«Jeune femme dans un intérieur lausannois»

En octobre 2022, à l’occasion de la parution du récit Jeune femme dans un intérieur lausannois de Stéphanie Lugon aux éditions art&fiction, Céline Masson propose une lecture performée de ce texte au Musée Cantonal des Beaux-Arts à Lausanne.

Dans son récit, Stéphanie Lugon pose en regard contemporain sur la peinture de Charles Gleyre, Le coucher de Sapho (jeune fille dans un intérieur pompéien), et nous renvoie à nos considérations sur le corps des femmes. Comment nous regardons-nous? Quels sont nos outils de déconstruction sur nos propres corps? Comment sortir des réflexes intégrer autour de nos genres, de nos postures? Au fil de la narration, nous sommes plongés dans les réflexions de l’autrice qui déconstruit son éducation et nous questionne sur la nôtre.

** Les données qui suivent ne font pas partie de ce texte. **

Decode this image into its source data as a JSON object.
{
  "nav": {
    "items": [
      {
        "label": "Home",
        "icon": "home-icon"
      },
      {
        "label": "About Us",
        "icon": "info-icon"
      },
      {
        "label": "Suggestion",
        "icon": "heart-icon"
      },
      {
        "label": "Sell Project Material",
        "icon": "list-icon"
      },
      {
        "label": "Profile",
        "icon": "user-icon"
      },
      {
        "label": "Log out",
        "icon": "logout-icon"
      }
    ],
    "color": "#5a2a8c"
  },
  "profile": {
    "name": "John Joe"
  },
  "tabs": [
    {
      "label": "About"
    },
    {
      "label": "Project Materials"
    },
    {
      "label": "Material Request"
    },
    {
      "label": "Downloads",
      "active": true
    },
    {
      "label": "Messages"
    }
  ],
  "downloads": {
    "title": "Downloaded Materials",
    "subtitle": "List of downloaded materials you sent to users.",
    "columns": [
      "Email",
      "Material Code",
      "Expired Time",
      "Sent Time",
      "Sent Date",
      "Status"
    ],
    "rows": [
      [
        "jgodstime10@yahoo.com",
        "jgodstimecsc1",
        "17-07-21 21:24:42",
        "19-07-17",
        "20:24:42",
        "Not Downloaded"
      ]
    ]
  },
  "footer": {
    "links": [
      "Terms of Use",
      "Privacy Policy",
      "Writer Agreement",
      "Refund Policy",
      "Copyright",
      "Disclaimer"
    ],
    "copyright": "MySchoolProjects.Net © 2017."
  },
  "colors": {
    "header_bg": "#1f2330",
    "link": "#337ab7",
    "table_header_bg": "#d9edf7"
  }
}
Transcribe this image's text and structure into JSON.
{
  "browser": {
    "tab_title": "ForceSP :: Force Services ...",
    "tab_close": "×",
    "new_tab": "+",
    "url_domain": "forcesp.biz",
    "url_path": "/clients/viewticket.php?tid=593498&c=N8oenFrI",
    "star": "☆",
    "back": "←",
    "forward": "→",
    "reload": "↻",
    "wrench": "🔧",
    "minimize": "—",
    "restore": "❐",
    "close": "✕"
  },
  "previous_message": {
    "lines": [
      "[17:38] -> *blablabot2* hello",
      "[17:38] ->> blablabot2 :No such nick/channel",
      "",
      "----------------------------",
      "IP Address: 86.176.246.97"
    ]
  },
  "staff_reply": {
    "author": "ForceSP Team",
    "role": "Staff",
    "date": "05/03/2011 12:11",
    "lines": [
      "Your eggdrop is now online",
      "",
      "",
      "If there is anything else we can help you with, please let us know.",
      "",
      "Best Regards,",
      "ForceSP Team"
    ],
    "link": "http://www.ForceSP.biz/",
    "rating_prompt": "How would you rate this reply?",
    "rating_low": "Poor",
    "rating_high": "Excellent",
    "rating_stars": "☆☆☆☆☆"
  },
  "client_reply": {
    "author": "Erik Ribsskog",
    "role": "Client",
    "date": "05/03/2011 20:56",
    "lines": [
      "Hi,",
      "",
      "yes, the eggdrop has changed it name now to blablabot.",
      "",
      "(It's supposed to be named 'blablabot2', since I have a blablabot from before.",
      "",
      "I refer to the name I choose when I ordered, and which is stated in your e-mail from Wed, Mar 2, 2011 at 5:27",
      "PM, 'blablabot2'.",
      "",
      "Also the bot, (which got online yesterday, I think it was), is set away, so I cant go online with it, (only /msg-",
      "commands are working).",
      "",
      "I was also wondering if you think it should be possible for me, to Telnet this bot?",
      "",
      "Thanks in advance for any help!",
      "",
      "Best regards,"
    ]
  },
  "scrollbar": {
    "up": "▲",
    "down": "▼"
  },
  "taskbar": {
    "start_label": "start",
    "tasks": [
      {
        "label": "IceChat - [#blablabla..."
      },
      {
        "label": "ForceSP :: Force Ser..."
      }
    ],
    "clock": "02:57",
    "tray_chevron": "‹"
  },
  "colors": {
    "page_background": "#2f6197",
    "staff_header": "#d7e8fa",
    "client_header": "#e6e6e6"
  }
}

L’intention de Céline Masson pour cette lecture performée, était de d’emmener, dès l’entrée du musée, le public pour une balade dans les salles choisies en fonction de la narration. Le public pouvait écouter le montage du texte que Céline Masson lisait par l’intermédiaire de casques. Son souffle était présent à chaque mouvement et montait en intensité à vis-à-vis de l’effort physique fourni.

Comme une entrée dans la narration du corps, Céline Masson, consciemment, fait déambuler le public à travers les dédales du musée, de ces escaliers vertigineux, pour éprouver physiquement notre entrée dans l’intimité du sujet. Elle a choisi de s’arrêter autour de plusieurs œuvres de la collection permanente, en échos aux sensations décrites. Après avoir enlevé sa veste qui dévoilait un Marcel, elle a sorti une paire de ciseaux d’une enveloppe pour découper ses pantalons. Cet acte faisait écho à une partie du texte où l’autrice propose une observation intime de son corps et fait part de ses réflexions liées à la consommation de celui-ci. L’acte de sortir une paire de ciseaux dans un musée défiait l’institution comme le texte défiais notre regard sur le corps. Comme un manifeste féministe dans une institution dans laquelle les femmes sont encore si peu représentées en tant qu’artistes, Céline Masson s’est approprié un espace vide et de passage, à l’image de la place des femmes dans le musée.